Future research should prioritize protocol optimization and mechanistic elucidation to inform the targeted clinical application of acupuncture in CDH management and should include large-scale, multiethnic, double-blind RCTs with rigorous diagnostic criteria, as well as larger sample sizes and extended follow-up periods. Standardization of outcome reporting for CDH, protocolization of acupuncture regimens, and rigorous control of efficacy-influencing variables, such as practitioner training and needle technique, are also essential. Further exploration of acupuncture’s mechanisms in CDH will provide more targeted clinical guidance for patients with distinct CDH subtypes.

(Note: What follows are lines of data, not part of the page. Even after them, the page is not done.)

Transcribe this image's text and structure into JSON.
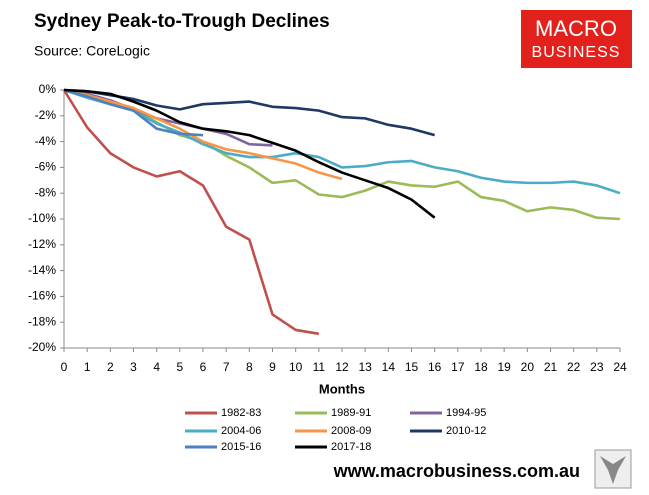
{
  "chart_data": {
    "type": "line",
    "title": "Sydney Peak-to-Trough Declines",
    "subtitle": "Source: CoreLogic",
    "x_label": "Months",
    "x": [
      0,
      1,
      2,
      3,
      4,
      5,
      6,
      7,
      8,
      9,
      10,
      11,
      12,
      13,
      14,
      15,
      16,
      17,
      18,
      19,
      20,
      21,
      22,
      23,
      24
    ],
    "xlim": [
      0,
      24
    ],
    "xticks": [
      0,
      1,
      2,
      3,
      4,
      5,
      6,
      7,
      8,
      9,
      10,
      11,
      12,
      13,
      14,
      15,
      16,
      17,
      18,
      19,
      20,
      21,
      22,
      23,
      24
    ],
    "ylim": [
      -20,
      0
    ],
    "yticks": [
      {
        "value": 0,
        "label": "0%"
      },
      {
        "value": -2,
        "label": "-2%"
      },
      {
        "value": -4,
        "label": "-4%"
      },
      {
        "value": -6,
        "label": "-6%"
      },
      {
        "value": -8,
        "label": "-8%"
      },
      {
        "value": -10,
        "label": "-10%"
      },
      {
        "value": -12,
        "label": "-12%"
      },
      {
        "value": -14,
        "label": "-14%"
      },
      {
        "value": -16,
        "label": "-16%"
      },
      {
        "value": -18,
        "label": "-18%"
      },
      {
        "value": -20,
        "label": "-20%"
      }
    ],
    "grid": false,
    "legend": "bottom",
    "series": [
      {
        "name": "1982-83",
        "color": "#c0504d",
        "values": [
          0,
          -2.9,
          -4.9,
          -6.0,
          -6.7,
          -6.3,
          -7.4,
          -10.6,
          -11.6,
          -17.4,
          -18.6,
          -18.9,
          null,
          null,
          null,
          null,
          null,
          null,
          null,
          null,
          null,
          null,
          null,
          null,
          null
        ]
      },
      {
        "name": "1989-91",
        "color": "#9bbb59",
        "values": [
          0,
          -0.5,
          -1.0,
          -1.5,
          -2.5,
          -3.5,
          -4.0,
          -5.1,
          -6.0,
          -7.2,
          -7.0,
          -8.1,
          -8.3,
          -7.8,
          -7.1,
          -7.4,
          -7.5,
          -7.1,
          -8.3,
          -8.6,
          -9.4,
          -9.1,
          -9.3,
          -9.9,
          -10.0
        ]
      },
      {
        "name": "1994-95",
        "color": "#8064a2",
        "values": [
          0,
          -0.3,
          -0.8,
          -1.5,
          -2.2,
          -2.6,
          -3.0,
          -3.4,
          -4.2,
          -4.3,
          null,
          null,
          null,
          null,
          null,
          null,
          null,
          null,
          null,
          null,
          null,
          null,
          null,
          null,
          null
        ]
      },
      {
        "name": "2004-06",
        "color": "#4bacc6",
        "values": [
          0,
          -0.6,
          -1.1,
          -1.6,
          -2.6,
          -3.3,
          -4.2,
          -4.9,
          -5.2,
          -5.2,
          -4.9,
          -5.2,
          -6.0,
          -5.9,
          -5.6,
          -5.5,
          -6.0,
          -6.3,
          -6.8,
          -7.1,
          -7.2,
          -7.2,
          -7.1,
          -7.4,
          -8.0
        ]
      },
      {
        "name": "2008-09",
        "color": "#f79646",
        "values": [
          0,
          -0.4,
          -0.9,
          -1.4,
          -2.2,
          -3.0,
          -4.0,
          -4.6,
          -4.9,
          -5.3,
          -5.7,
          -6.4,
          -6.9,
          null,
          null,
          null,
          null,
          null,
          null,
          null,
          null,
          null,
          null,
          null,
          null
        ]
      },
      {
        "name": "2010-12",
        "color": "#1f3864",
        "values": [
          0,
          -0.1,
          -0.4,
          -0.7,
          -1.2,
          -1.5,
          -1.1,
          -1.0,
          -0.9,
          -1.3,
          -1.4,
          -1.6,
          -2.1,
          -2.2,
          -2.7,
          -3.0,
          -3.5,
          null,
          null,
          null,
          null,
          null,
          null,
          null,
          null
        ]
      },
      {
        "name": "2015-16",
        "color": "#4f81bd",
        "values": [
          0,
          -0.5,
          -1.1,
          -1.6,
          -3.0,
          -3.4,
          -3.5,
          null,
          null,
          null,
          null,
          null,
          null,
          null,
          null,
          null,
          null,
          null,
          null,
          null,
          null,
          null,
          null,
          null,
          null
        ]
      },
      {
        "name": "2017-18",
        "color": "#000000",
        "values": [
          0,
          -0.1,
          -0.3,
          -0.9,
          -1.6,
          -2.5,
          -3.0,
          -3.2,
          -3.5,
          -4.1,
          -4.7,
          -5.6,
          -6.4,
          -7.0,
          -7.6,
          -8.5,
          -9.9,
          null,
          null,
          null,
          null,
          null,
          null,
          null,
          null
        ]
      }
    ]
  },
  "logo": [
    "MACRO",
    "BUSINESS"
  ],
  "footer": "www.macrobusiness.com.au"
}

Notably, the German Acupuncture Trial (GERAC) for episodic headache and CTTH showed no significant difference in efficacy between traditional Chinese medicine acupoints and non-traditional acupoints [67], suggesting limited influence of acupoint selection on clinical outcomes. In contrast, studies using acupressure or laser acupuncture argue that precise acupoint stimulation is critical for efficacy [68]. This controversy requires clarification through large-scale, well-designed RCTs.

Conclusions

A meta-analysis incorporating 22 randomized controlled trials confirmed that acupuncture demonstrates clear clinical value and sustained efficacy in preventing CDH in adults. Compared with control interventions, acupuncture significantly reduced headache frequency (MD=−0.32; P=0.001), number of headache days (MD=−0.72; P<0.00001), headache intensity (SMD=−0.63; P=0.001), and headache duration (SMD=−1.18; P=0.0001). It also reduced analgesic use (MD=−0.52; P<0.00001). These benefits remained significant during follow-up, with persistent significant reductions in headache days (SMD=−0.70; P<0.00001), headache intensity (SMD=−1.11; P=0.008), headache duration (SMD=−1.83; P=0.003), and analgesic use (SMD=−0.60; P=0.007), indicating sustained therapeutic effects of acupuncture.

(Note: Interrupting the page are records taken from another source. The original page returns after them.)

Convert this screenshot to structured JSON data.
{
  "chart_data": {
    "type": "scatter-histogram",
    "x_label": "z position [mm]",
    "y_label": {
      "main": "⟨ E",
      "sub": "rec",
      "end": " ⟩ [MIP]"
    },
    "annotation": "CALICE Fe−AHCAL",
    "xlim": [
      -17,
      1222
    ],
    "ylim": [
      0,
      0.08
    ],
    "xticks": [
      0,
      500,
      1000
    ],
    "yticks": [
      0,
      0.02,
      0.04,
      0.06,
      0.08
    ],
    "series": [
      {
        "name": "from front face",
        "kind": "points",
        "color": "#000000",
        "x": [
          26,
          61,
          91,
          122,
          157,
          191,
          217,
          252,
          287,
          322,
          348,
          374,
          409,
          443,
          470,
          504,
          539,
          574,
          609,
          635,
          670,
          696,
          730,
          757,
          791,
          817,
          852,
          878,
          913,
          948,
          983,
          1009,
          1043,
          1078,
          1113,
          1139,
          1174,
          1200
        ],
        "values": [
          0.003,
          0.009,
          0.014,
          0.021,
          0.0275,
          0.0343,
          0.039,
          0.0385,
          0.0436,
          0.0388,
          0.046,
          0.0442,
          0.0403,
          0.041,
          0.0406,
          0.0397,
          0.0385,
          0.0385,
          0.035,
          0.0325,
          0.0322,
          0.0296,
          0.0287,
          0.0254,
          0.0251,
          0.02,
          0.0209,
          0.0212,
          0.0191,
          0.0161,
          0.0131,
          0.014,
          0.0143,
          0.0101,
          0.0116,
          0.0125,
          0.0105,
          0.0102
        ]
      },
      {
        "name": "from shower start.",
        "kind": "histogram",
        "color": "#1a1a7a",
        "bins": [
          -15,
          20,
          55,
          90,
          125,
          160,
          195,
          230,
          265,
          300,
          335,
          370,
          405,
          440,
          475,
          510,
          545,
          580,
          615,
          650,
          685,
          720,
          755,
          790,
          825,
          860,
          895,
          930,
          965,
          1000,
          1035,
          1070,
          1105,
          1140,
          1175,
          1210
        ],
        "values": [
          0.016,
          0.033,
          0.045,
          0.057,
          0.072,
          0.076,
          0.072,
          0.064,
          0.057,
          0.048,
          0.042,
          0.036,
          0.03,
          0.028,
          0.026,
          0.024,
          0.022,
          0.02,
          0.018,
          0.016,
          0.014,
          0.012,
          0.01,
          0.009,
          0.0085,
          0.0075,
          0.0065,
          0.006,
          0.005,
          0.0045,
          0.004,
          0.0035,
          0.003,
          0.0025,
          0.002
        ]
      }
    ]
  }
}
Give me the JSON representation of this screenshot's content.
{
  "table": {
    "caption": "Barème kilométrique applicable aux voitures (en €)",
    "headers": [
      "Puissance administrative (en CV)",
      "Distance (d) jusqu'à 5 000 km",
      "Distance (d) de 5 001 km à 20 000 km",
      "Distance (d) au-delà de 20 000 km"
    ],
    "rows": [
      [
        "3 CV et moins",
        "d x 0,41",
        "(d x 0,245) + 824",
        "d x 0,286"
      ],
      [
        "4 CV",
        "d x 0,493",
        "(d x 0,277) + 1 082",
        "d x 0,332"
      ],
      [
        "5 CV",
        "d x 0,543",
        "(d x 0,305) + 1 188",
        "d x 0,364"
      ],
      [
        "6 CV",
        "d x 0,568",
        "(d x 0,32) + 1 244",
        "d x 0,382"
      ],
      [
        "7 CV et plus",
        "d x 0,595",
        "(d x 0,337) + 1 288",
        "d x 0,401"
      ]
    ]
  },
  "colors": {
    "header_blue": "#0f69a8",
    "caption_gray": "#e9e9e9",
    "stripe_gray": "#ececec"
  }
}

Acupuncture demonstrated good safety, with only mild adverse events reported and no serious events, making it a well-tolerated non-pharmacological intervention. It is particularly suitable for CDH patients with medication intolerance, high risk of medication-overuse headaches, or preference for integrated treatment. Acupuncture can serve as a first- or second-line strategy for CDH prevention, offering significant value in reducing headache burden and lowering medication dependency.

Heterogeneity among studies suggests the need for individualized acupuncture protocols and rigorous efficacy monitoring in clinical practice. This review provides the first systematic evidence supporting acupuncture for CDH prevention. Future large-scale, rigorously designed randomized controlled trials employing standardized acupuncture protocols with long-term follow-up are required to further clarify its role in clinical guidelines.